Accountants ask State to cap food prices amid high inflation

By Joackim Bwana | May 26th 2022 |

The Institute of Certified Public Accountants of Kenya (ICPAK) wants the government to cap the price of food commodities and stop further increases in fuel pump prices to cushion consumers.

Since the beginning of this year, the accountants said, the soaring cost of food and fuel has been a major driver of overall inflation.

“We urge the government to intervene and set a food and fuel price ceiling for the remaining part of the year to cushion citizens from the cost-push inflation,” said ICPAK Chairman George Mokua during ICPAK’s 39th annual seminar in Mombasa on Tuesday.

Cost-push inflation, also known as wage-push inflation, occurs when overall prices increase (inflation) due to increases in the cost of wages and raw materials.

The government introduced price controls on fuel in 2010, with the industry regulator capping the maximum oil marketers can charge every month, but this has not helped to cushion consumers against price increases.

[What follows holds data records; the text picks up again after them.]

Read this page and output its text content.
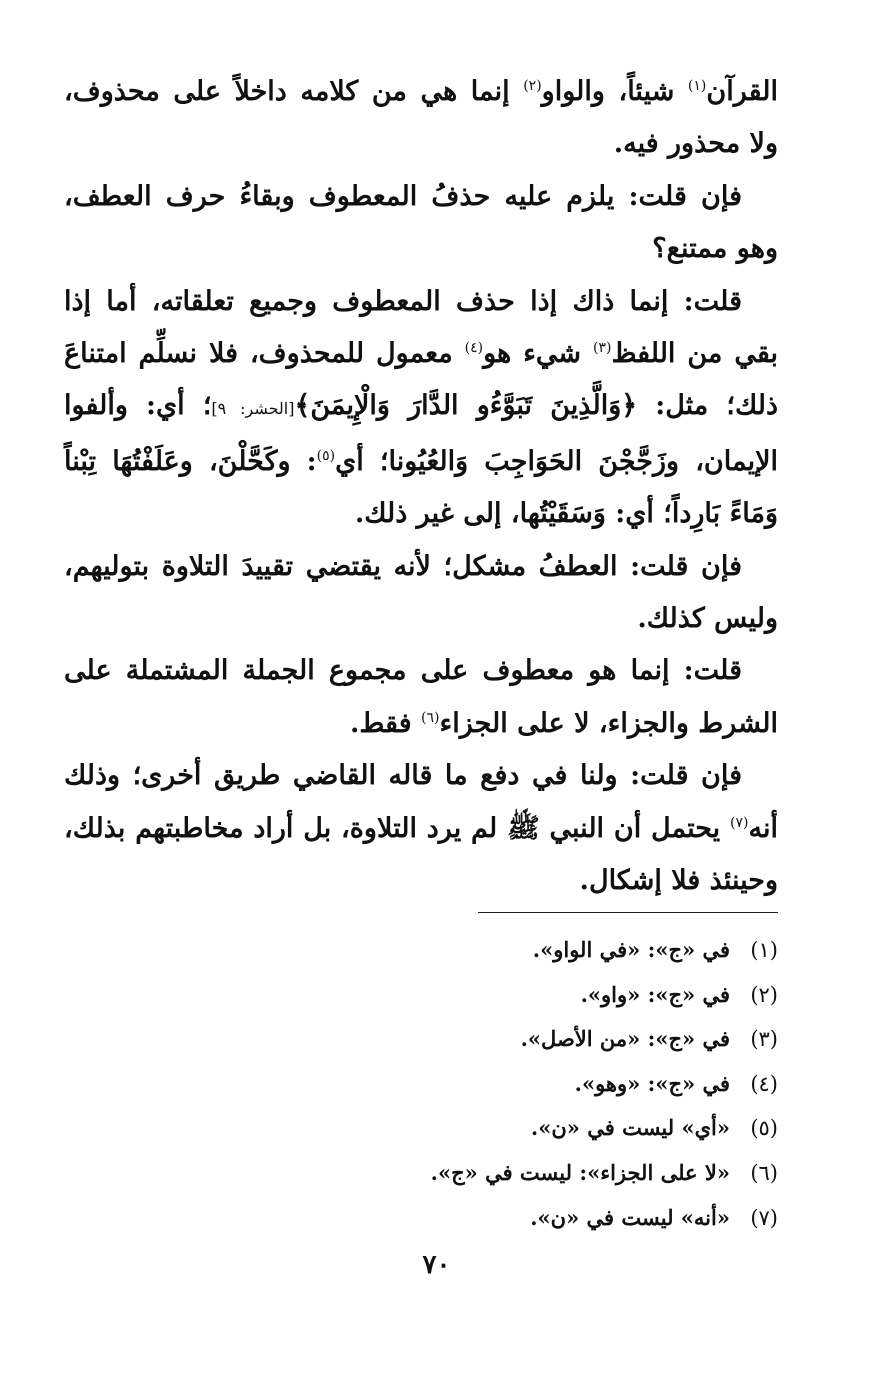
القرآن$^{(١)}$ شيئاً، والواو$^{(٢)}$ إنما هي من كلامه داخلاً على محذوف، ولا محذور فيه.

فإن قلت: يلزم عليه حذفُ المعطوف وبقاءُ حرف العطف، وهو ممتنع؟

قلت: إنما ذاك إذا حذف المعطوف وجميع تعلقاته، أما إذا بقي من اللفظ$^{(٣)}$ شيء هو$^{(٤)}$ معمول للمحذوف، فلا نسلِّم امتناعَ ذلك؛ مثل: ﴿وَالَّذِينَ تَبَوَّءُو الدَّارَ وَالْإِيمَنَ﴾[الحشر: ٩]؛ أي: وألفوا الإيمان، وزَجَّجْنَ الحَوَاجِبَ وَالعُيُونا؛ أي$^{(٥)}$: وكَحَّلْنَ، وعَلَفْتُهَا تِبْناً وَمَاءً بَارِداً؛ أي: وَسَقَيْتُها، إلى غير ذلك.

فإن قلت: العطفُ مشكل؛ لأنه يقتضي تقييدَ التلاوة بتوليهم، وليس كذلك.

قلت: إنما هو معطوف على مجموع الجملة المشتملة على الشرط والجزاء، لا على الجزاء$^{(٦)}$ فقط.

فإن قلت: ولنا في دفع ما قاله القاضي طريق أخرى؛ وذلك أنه$^{(٧)}$ يحتمل أن النبي ﷺ لم يرد التلاوة، بل أراد مخاطبتهم بذلك، وحينئذ فلا إشكال.

(١)
في «ج»: «في الواو».
(٢)
في «ج»: «واو».
(٣)
في «ج»: «من الأصل».
(٤)
في «ج»: «وهو».
(٥)
«أي» ليست في «ن».
(٦)
«لا على الجزاء»: ليست في «ج».
(٧)
«أنه» ليست في «ن».
٧٠
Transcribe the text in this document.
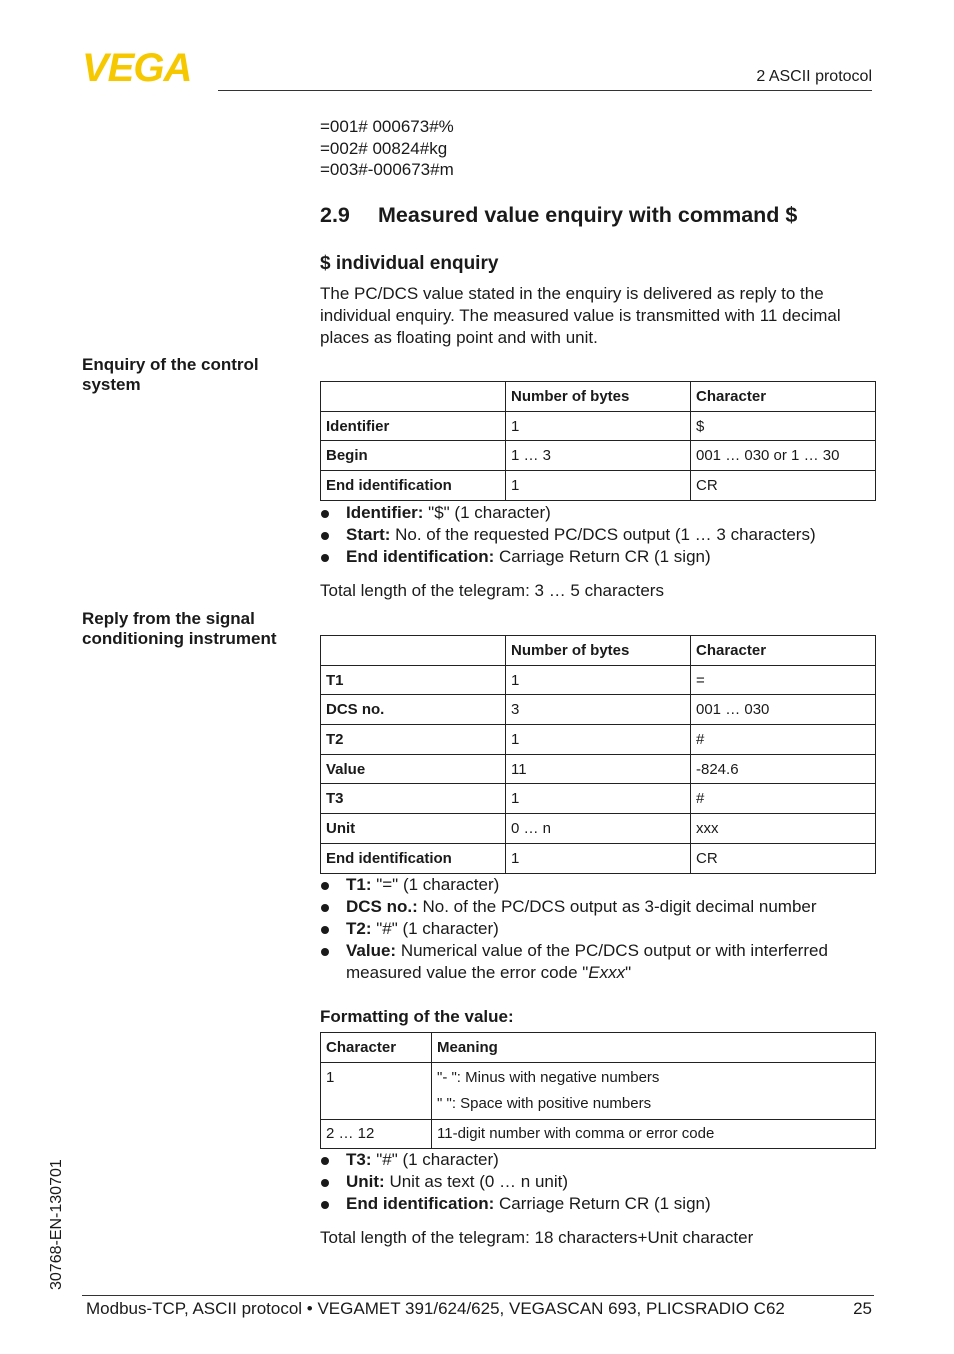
VEGA	2 ASCII protocol
=001# 000673#%
=002# 00824#kg
=003#-000673#m
2.9 Measured value enquiry with command $
$ individual enquiry
The PC/DCS value stated in the enquiry is delivered as reply to the individual enquiry. The measured value is transmitted with 11 decimal places as floating point and with unit.
Enquiry of the control
system
	Number of bytes	Character
Identifier	1	$
Begin	1 … 3	001 … 030 or 1 … 30
End identification	1	CR
Identifier: "$" (1 character)
Start: No. of the requested PC/DCS output (1 … 3 characters)
End identification: Carriage Return CR (1 sign)
Total length of the telegram: 3 … 5 characters
Reply from the signal
conditioning instrument
	Number of bytes	Character
T1	1	=
DCS no.	3	001 … 030
T2	1	#
Value	11	-824.6
T3	1	#
Unit	0 … n	xxx
End identification	1	CR
T1: "=" (1 character)
DCS no.: No. of the PC/DCS output as 3-digit decimal number
T2: "#" (1 character)
Value: Numerical value of the PC/DCS output or with interferred measured value the error code "Exxx"
Formatting of the value:
Character	Meaning
1	"- ": Minus with negative numbers
" ": Space with positive numbers

2 … 12	11-digit number with comma or error code
T3: "#" (1 character)
Unit: Unit as text (0 … n unit)
End identification: Carriage Return CR (1 sign)
Total length of the telegram: 18 characters+Unit character
30768-EN-130701
Modbus-TCP, ASCII protocol • VEGAMET 391/624/625, VEGASCAN 693, PLICSRADIO C62	25
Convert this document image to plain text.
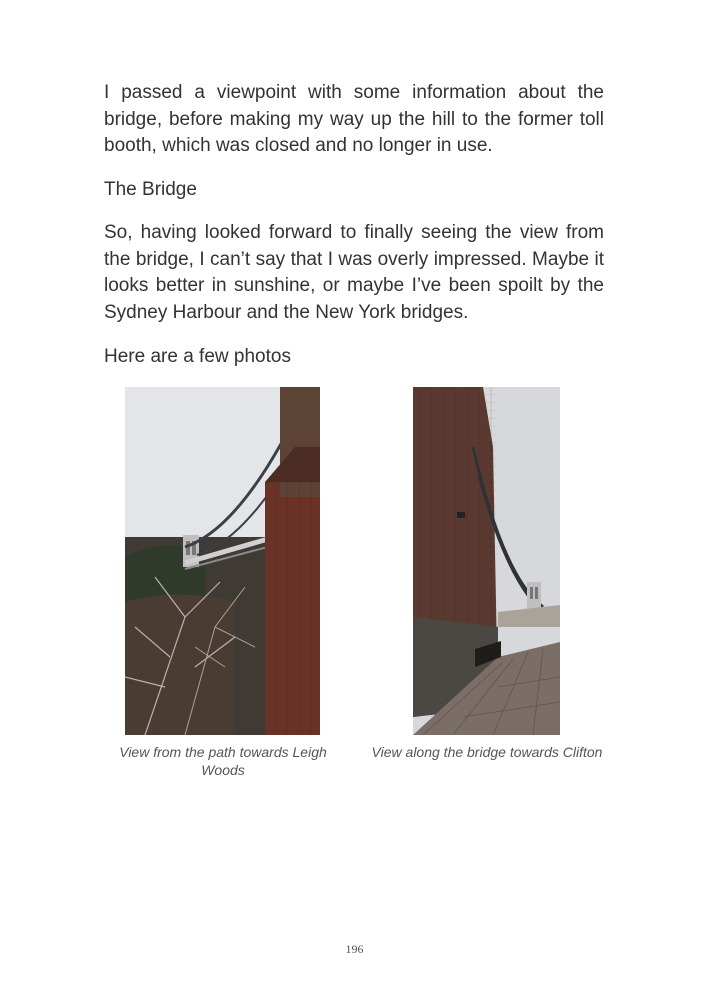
I passed a viewpoint with some information about the bridge, before making my way up the hill to the former toll booth, which was closed and no longer in use.

The Bridge

So, having looked forward to finally seeing the view from the bridge, I can’t say that I was overly impressed. Maybe it looks better in sunshine, or maybe I’ve been spoilt by the Sydney Harbour and the New York bridges.

Here are a few photos

View from the path towards Leigh Woods

View along the bridge towards Clifton

196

The government, however, did away with price controls in the 90s, although there has been a clamour for the reintroduction of the practice amid unprecedented increases in the price of basic commodities over the years.

Mr Mokua said the continued increase in the prices of basic commodities occasioned by, among other factors, volatility in international oil prices given the ongoing Russia-Ukraine conflict, supply chain disruptions in the energy sector and increased prices of agricultural inputs poses a major threat to the economy.

The accountants urged the National Assembly and Treasury to employ sector-targeted tax exemptions on agriculture and energy.

“As the National Assembly deliberates on the Finance Bill, we urge it and the National Treasury to employ sector targeted tax exemptions focusing on the agricultural and energy sectors to mitigate against inflation,” said Mr Mokua.

He said there is a need for increased revenue mobilisation, sustainable growth, and reduced compliance costs while ensuring that the tax system is fair and equitable.

“Fairness considerations include the relative taxation of the poor and the rich, corporate and individual taxpayers, cities and rural areas, formal and informal sectors, labour and investment income and the older and the younger generations,” said Mr Mokua.

He said as the government expands the tax base, gradual reduction of tax rates and even redistribution of tax bands is necessary to ease the tax burden and increase collection.

The lobby boss said reduced rates would increase the disposable income of both individuals and corporations, which would be saved for investment or consumption.

This will, in turn, spur economic growth.

Mr Mokua said a proposal to amend the Tax Appeals Tribunal Act, 2013 requiring a deposit of 50 per cent of the disputed tax revenue in a special account at the Central Bank of Kenya pending hearing by the tribunal, requires further stakeholder engagement.

He noted that the proposal is bound to have far-reaching consequences as it may affect the cash flow of businesses but not cure delays associated with the resolution of tax disputes, including timely refunds.

“We urge the National Treasury to benchmark the dispute resolution process with the UK and US who have entrenched specific timelines on the resolution of tax disputes,” said Mr Mokua.